ALORS encore QUE le constat de variations importantes dans l'horaire de travail mensuel du salarié excluent que la durée exacte du travail convenue ait pu être établie ; que Mme [N] [C] faisait valoir dans ses écritures d'appel que la durée du travail mensuelle à laquelle elle était soumise avait varié de 30 heures à 113 heures en 2011, de 62 heures à 115,75 heures en 2010, de 34,5 heures à 116 heures en 2009 et de 34 heures à 91 heures en 2008 ; qu'en laissant sans réponse ce moyen déterminant des écritures d'appel de la salariée, la cour d'appel a méconnu les exigences de l'article 455 du code de procédure civile.
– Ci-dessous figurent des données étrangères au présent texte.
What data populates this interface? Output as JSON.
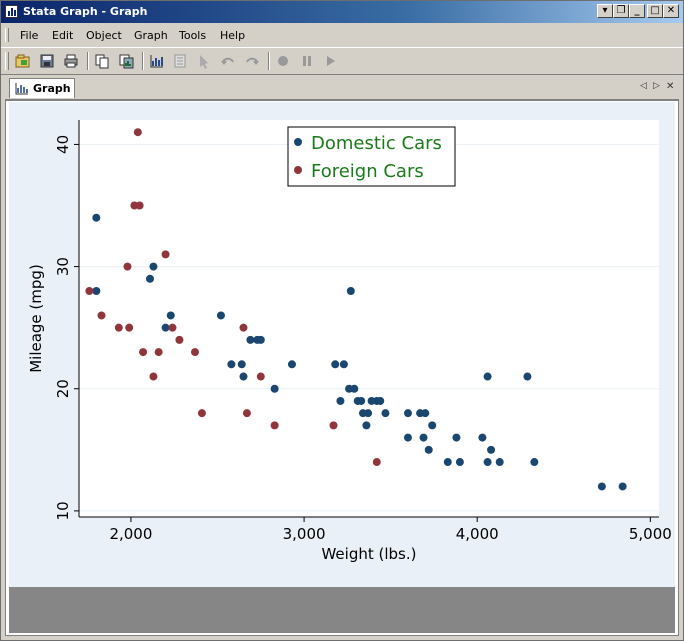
{
  "window": {
    "title": "Stata Graph - Graph"
  },
  "menu": {
    "items": [
      "File",
      "Edit",
      "Object",
      "Graph",
      "Tools",
      "Help"
    ]
  },
  "tab": {
    "label": "Graph"
  },
  "chart_data": {
    "type": "scatter",
    "xlabel": "Weight (lbs.)",
    "ylabel": "Mileage (mpg)",
    "xlim": [
      1700,
      5050
    ],
    "ylim": [
      9.5,
      42
    ],
    "xticks": [
      2000,
      3000,
      4000,
      5000
    ],
    "xtick_labels": [
      "2,000",
      "3,000",
      "4,000",
      "5,000"
    ],
    "yticks": [
      10,
      20,
      30,
      40
    ],
    "ytick_labels": [
      "10",
      "20",
      "30",
      "40"
    ],
    "grid": true,
    "legend_position": "top-center",
    "series": [
      {
        "name": "Domestic Cars",
        "color": "#1a476f",
        "points": [
          [
            1800,
            34
          ],
          [
            1800,
            28
          ],
          [
            2110,
            29
          ],
          [
            2130,
            30
          ],
          [
            2200,
            25
          ],
          [
            2230,
            26
          ],
          [
            2520,
            26
          ],
          [
            2580,
            22
          ],
          [
            2640,
            22
          ],
          [
            2650,
            21
          ],
          [
            2690,
            24
          ],
          [
            2730,
            24
          ],
          [
            2750,
            24
          ],
          [
            2830,
            20
          ],
          [
            2930,
            22
          ],
          [
            3180,
            22
          ],
          [
            3210,
            19
          ],
          [
            3230,
            22
          ],
          [
            3260,
            20
          ],
          [
            3270,
            28
          ],
          [
            3290,
            20
          ],
          [
            3310,
            19
          ],
          [
            3330,
            19
          ],
          [
            3340,
            18
          ],
          [
            3360,
            17
          ],
          [
            3370,
            18
          ],
          [
            3390,
            19
          ],
          [
            3420,
            19
          ],
          [
            3440,
            19
          ],
          [
            3470,
            18
          ],
          [
            3600,
            18
          ],
          [
            3600,
            16
          ],
          [
            3670,
            18
          ],
          [
            3690,
            16
          ],
          [
            3700,
            18
          ],
          [
            3720,
            15
          ],
          [
            3740,
            17
          ],
          [
            3830,
            14
          ],
          [
            3880,
            16
          ],
          [
            3900,
            14
          ],
          [
            4030,
            16
          ],
          [
            4060,
            14
          ],
          [
            4060,
            21
          ],
          [
            4080,
            15
          ],
          [
            4130,
            14
          ],
          [
            4290,
            21
          ],
          [
            4330,
            14
          ],
          [
            4720,
            12
          ],
          [
            4840,
            12
          ]
        ]
      },
      {
        "name": "Foreign Cars",
        "color": "#90353b",
        "points": [
          [
            1760,
            28
          ],
          [
            1830,
            26
          ],
          [
            1930,
            25
          ],
          [
            1980,
            30
          ],
          [
            1990,
            25
          ],
          [
            2020,
            35
          ],
          [
            2040,
            41
          ],
          [
            2050,
            35
          ],
          [
            2070,
            23
          ],
          [
            2130,
            21
          ],
          [
            2160,
            23
          ],
          [
            2200,
            31
          ],
          [
            2240,
            25
          ],
          [
            2280,
            24
          ],
          [
            2370,
            23
          ],
          [
            2410,
            18
          ],
          [
            2650,
            25
          ],
          [
            2670,
            18
          ],
          [
            2750,
            21
          ],
          [
            2830,
            17
          ],
          [
            3170,
            17
          ],
          [
            3420,
            14
          ]
        ]
      }
    ]
  }
}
ALORS de plus QUE lorsque le salarié accomplit une durée de travail équivalente à un temps plein, le contrat de travail à temps partiel doit être requalifié en contrat de travail à temps plein ; qu'en refusant de procéder à la requalification sans répondre au moyen des écritures d'appel de la salariée qui se prévalait de l'accomplissement d'une durée de travail équivalente à un temps plein, la cour d'appel a de nouveau méconnu les exigences de l'article 455 du code de procédure civile.
ALORS enfin QUE la renonciation à un droit ne se présume pas ; que l'absence de réclamation ne vaut pas renonciation à se prévaloir d'un droit ; qu'en retenant par motifs adoptés des premiers juges, que Mme [N] [C] ne démontrerait pas avoir contesté au essayé de s'opposer aux emplois du temps proposé par l'employeur avant décembre 2011, la cour d'appel a violé l'article 1134 du code civil.